To the rest of the world, my sister died on the day of our tenth birthday.

July 6th, 1995

Roughly twenty five years ago, me and my sister were born. I entered this world first, and five minutes later, she came out. Five minutes. That was the only thing that separated us. We looked identical, with the same brown eyes and chestnut hair. Chucky legs and long fingers. But in the years that had yet to come, the five-minute ripple would expand until it became a deep hole with no end.

I was the healthy one, who drank milk, slept, and pooped, hitting every milestones before they were due. My sister cried a lot. She refused to drink my mother's milk and spitted formula out after three sips. She was smaller in size and weaker. Before we were two months old, one day, our father rolled us to the park. There were some raining and wind on our way back, and at night, my sister had a fever. Our mother rushed her to the emergency room, and they stayed there for another day. The details I didn't know, but I knew something changed that day. Because my mother, who even fifteen years after my sister's death, still wouldn't tell me what she learned from the doctor that day.

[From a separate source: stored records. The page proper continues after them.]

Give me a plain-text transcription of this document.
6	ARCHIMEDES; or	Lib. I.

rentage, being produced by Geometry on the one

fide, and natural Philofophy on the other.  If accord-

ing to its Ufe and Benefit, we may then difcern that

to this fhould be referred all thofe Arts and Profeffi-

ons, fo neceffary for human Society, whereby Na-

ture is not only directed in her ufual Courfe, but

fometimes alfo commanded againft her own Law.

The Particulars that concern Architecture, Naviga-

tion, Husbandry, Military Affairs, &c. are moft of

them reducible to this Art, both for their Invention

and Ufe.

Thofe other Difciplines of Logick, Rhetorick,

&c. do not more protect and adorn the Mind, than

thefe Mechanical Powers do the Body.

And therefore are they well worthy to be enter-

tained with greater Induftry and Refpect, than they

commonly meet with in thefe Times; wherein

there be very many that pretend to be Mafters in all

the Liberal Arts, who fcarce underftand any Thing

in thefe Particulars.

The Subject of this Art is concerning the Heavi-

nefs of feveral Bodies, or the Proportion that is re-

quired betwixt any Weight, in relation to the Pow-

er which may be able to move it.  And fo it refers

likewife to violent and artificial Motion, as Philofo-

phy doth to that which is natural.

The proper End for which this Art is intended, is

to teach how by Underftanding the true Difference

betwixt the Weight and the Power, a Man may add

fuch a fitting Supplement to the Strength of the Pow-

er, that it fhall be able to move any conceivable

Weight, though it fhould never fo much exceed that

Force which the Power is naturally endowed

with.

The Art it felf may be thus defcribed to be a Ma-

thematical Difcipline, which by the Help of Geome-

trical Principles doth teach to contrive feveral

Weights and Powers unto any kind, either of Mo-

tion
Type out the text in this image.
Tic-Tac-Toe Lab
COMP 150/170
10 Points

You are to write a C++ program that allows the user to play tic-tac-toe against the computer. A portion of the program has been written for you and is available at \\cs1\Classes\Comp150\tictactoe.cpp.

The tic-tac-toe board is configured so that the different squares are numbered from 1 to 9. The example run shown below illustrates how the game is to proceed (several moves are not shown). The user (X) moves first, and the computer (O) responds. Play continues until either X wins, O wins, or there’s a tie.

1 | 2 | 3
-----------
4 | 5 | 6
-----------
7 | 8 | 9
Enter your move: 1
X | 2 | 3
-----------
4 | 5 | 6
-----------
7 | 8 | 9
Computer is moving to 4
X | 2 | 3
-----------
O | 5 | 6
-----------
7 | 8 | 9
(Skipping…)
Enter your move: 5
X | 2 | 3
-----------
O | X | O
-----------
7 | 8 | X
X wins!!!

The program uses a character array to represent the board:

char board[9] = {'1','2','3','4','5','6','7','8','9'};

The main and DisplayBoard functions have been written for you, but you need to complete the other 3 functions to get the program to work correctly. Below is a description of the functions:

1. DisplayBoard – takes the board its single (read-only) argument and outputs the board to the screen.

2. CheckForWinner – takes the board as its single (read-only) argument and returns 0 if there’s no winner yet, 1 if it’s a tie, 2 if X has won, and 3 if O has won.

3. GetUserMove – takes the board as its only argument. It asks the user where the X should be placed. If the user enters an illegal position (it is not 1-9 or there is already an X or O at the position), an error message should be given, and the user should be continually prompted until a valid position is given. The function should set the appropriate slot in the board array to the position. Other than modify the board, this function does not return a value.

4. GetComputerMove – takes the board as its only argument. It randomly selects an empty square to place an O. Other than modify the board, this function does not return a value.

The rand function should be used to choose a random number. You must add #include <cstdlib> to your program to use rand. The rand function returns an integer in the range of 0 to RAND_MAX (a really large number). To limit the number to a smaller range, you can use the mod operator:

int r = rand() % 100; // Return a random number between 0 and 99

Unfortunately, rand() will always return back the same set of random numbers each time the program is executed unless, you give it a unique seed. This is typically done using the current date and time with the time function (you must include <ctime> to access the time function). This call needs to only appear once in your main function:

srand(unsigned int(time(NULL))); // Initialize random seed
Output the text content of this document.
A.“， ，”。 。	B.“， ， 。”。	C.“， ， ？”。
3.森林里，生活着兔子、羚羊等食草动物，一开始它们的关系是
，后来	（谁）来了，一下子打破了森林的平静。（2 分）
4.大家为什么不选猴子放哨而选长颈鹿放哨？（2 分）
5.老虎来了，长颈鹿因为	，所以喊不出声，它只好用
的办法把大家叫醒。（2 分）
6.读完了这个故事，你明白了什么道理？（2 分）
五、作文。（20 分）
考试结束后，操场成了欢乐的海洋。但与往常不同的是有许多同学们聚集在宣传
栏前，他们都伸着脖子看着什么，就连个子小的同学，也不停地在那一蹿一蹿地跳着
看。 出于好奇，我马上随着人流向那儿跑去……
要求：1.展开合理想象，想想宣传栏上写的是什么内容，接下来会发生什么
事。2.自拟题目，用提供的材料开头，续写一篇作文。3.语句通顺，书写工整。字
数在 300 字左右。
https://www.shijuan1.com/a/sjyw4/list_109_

A secret was being kept. And it was the beginning to an end.

In the next ten years, I grew up healthy as any kid could be, but my sister was bound by illness. At five, she started complaining about a crawling pain under her skin. Mother took her to the doctors, but none could explain where the pain came from nor a way to fix it.

"We have ruled out every physical possibilities. I think it's time to consider that her pain might be psychological," said Dr. Evanston, who had been cracking my sister's mysterious pain for over four months. "We have ran every test there is. I'll refer you to a psychiatrist. Maybe they'll give you some answers."

The psychiatrist, Dr. Lindsey, lived fifty miles away from our house. Despite father's insisting that my sister faked her pain to avoid school or outdoor activities, mother took her to see Dr. Lindsey, who came up with a course of treatment, but that was when my sister began to change. She became increasingly quiet and pale. Sometimes, I caught her staring at a blank wall. Sometimes, she'd make strange "clicking" noise with her tongue and curl up her fingers as if she was gesturing someone or something.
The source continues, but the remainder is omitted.